5. Mme C... E... a sollicité du bâtonnier de Paris la communication, d'une part, des pièces versées par le cabinet Orrick ayant donné lieu à l'ouverture de l'enquête déontologique par le bâtonnier, d'autre part, des procès-verbaux de ses propres auditions devant le conseil de l'ordre après l'ouverture de la procédure ainsi que, enfin, des documents retraçant les allégations de M. D... contestant ses propres déclarations. Ces documents, quel que soit le stade de la procédure auquel ils ont été établis, doivent être regardés, compte tenu de ce qui a été dit au point 4, comme des pièces de la procédure disciplinaire ouverte devant le conseil de l'ordre à l'encontre de M. D... et se rattachent, par suite, à la fonction juridictionnelle dont est investi le conseil de l'ordre du barreau de Paris. Il s'ensuit que ces documents, qui n'ont pas le caractère de documents administratifs, n'entrent pas dans le champ du droit de communication prévu par les dispositions du code des relations entre le public et l'administration citées au point 3. Ce motif, d'ordre public et qui n'emporte l'appréciation d'aucune circonstance de fait, doit être substitué à ceux retenus par le jugement attaqué, dont il justifie légalement le dispositif. Par suite, Mme C... E... n'est pas fondée à demander l'annulation du jugement du tribunal administratif de Paris qu'elle attaque.

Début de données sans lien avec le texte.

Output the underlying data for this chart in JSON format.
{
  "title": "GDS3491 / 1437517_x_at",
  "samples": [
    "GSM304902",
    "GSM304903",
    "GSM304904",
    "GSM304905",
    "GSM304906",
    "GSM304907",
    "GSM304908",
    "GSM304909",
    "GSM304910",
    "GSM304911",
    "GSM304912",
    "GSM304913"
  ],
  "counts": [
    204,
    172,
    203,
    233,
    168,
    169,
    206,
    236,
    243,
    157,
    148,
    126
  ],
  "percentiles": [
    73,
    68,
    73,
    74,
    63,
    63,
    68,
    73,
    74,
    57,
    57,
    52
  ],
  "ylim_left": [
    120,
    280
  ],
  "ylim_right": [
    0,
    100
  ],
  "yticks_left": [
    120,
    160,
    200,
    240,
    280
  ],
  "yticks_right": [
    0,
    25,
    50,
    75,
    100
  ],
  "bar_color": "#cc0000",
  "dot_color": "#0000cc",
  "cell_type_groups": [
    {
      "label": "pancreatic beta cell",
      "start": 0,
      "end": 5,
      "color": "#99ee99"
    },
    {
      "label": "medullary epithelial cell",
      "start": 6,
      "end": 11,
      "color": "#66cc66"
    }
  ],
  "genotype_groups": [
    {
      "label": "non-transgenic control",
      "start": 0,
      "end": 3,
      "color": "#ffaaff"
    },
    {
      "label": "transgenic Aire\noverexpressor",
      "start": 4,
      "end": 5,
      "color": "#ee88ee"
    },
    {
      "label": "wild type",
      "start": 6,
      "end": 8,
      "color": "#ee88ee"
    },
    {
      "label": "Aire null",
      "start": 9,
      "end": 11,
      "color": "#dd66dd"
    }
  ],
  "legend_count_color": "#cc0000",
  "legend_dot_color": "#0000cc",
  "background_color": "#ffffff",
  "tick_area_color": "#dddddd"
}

6. Il résulte de tout ce qui précède que le pourvoi de Mme C... E... doit être rejeté, y compris ses conclusions présentées sur le fondement des dispositions de l'article L. 761-1 du code de justice administrative.
D E C I D E :
--------------
Article 1er : Le pourvoi de Mme C... E... est rejeté.
Article 2 : La présente décision sera notifiée à Mme A... C... E..., à l'ordre des avocats au barreau de Paris et au garde des sceaux, ministre de la justice.